パニックはどんな状況においても愚かな事だ。脳科学理論によると、パニックは反射的に引き起こされるもので、多くの場合、事実に基づいていない。パニック状態に陥ると、脳が恐怖や不安に支配されやすくなり、誤った決定を下してしまう。量販店のコストコに押しかけて、ありったけのトイレットペーパーを買い占めるような行動をとるのだ。
マスクはパニックになるなと人々に呼びかけ、合理的な行動をとるよう求めた。グーグルでパニックの定義を検索してみると、次のように書かれている。「突発的に発生する不安や恐怖をコントロールできなくなる状態で、野蛮で思慮を欠いた行動につながる場合が多い」
しかし、彼のツイッターの投稿に多くの人が賛同した一方で、反発の声をあげた人も少なからず居た。マスクほどの影響力を持つ人物が、感染症の脅威を軽く見るような発言をすべきではないと主張した人も現れた。この意見もまた、理にかなったものと言えるだろう。
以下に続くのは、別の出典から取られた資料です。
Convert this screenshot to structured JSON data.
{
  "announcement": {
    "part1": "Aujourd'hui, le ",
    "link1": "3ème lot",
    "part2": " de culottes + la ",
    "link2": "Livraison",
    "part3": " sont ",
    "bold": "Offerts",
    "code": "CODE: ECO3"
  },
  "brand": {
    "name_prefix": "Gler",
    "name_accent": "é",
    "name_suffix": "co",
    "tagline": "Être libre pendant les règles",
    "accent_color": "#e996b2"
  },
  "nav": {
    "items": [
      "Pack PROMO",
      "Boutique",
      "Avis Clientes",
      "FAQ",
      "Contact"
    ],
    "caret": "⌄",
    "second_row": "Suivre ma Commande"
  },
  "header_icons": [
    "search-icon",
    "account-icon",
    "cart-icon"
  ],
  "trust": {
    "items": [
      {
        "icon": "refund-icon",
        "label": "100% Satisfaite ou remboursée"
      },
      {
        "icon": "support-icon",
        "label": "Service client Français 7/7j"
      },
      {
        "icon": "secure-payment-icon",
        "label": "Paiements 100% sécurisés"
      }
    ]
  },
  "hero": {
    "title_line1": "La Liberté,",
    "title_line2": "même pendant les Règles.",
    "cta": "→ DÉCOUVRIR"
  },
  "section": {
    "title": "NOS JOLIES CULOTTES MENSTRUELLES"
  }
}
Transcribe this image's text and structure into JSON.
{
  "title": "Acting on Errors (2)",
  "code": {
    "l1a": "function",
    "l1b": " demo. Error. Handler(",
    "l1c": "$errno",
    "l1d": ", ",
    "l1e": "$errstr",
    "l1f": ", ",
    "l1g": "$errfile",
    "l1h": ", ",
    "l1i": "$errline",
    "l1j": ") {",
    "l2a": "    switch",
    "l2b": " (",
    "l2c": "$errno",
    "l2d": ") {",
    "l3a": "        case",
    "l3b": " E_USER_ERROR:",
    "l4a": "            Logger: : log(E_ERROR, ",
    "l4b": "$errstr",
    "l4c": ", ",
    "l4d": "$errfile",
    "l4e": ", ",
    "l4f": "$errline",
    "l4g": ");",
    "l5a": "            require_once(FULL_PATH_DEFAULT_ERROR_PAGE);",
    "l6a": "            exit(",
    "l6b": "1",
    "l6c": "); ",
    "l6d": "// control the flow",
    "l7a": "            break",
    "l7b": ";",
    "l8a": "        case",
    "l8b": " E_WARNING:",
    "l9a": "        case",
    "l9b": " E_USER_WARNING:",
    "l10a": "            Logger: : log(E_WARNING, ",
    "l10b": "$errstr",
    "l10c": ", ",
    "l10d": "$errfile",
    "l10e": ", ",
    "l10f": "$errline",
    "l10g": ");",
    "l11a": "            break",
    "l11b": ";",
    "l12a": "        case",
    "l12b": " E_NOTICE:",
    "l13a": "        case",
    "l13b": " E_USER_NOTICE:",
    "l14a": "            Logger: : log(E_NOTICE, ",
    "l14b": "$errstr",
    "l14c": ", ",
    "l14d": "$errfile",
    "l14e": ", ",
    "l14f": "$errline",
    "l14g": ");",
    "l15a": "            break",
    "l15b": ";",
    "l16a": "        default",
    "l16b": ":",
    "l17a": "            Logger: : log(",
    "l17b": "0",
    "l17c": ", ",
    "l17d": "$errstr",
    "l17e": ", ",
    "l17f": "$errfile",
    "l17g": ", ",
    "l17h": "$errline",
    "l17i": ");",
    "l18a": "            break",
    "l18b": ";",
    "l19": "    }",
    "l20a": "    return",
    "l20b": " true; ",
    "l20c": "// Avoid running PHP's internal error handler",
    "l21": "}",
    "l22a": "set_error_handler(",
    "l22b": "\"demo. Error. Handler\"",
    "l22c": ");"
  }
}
マスクのツイートには、その後も様々な意見が寄せられた。その中には「実際にコロナウイルスに感染した高齢者に対して失礼だ」というものや、「マスクは、感染拡大がテスラのビジネスを脅かすことを苦々しく思っているから、このような発言をしたのだ」というようなものもあった。
問題のツイートは現時点で約170万件のいいねを集めており、今後も支持を伸ばしていきそうだ。しかし、このような議論が今後の感染拡大を食い止める上で、何かの役に立つとは考えにくい。
ツイッター上で3200万人ものフォロワーを持つマスクが、バカげているという軽蔑的な言葉を用いて感染拡大についてコメントしたことで、予想もつかなかった反響が生まれ、混乱が広がった。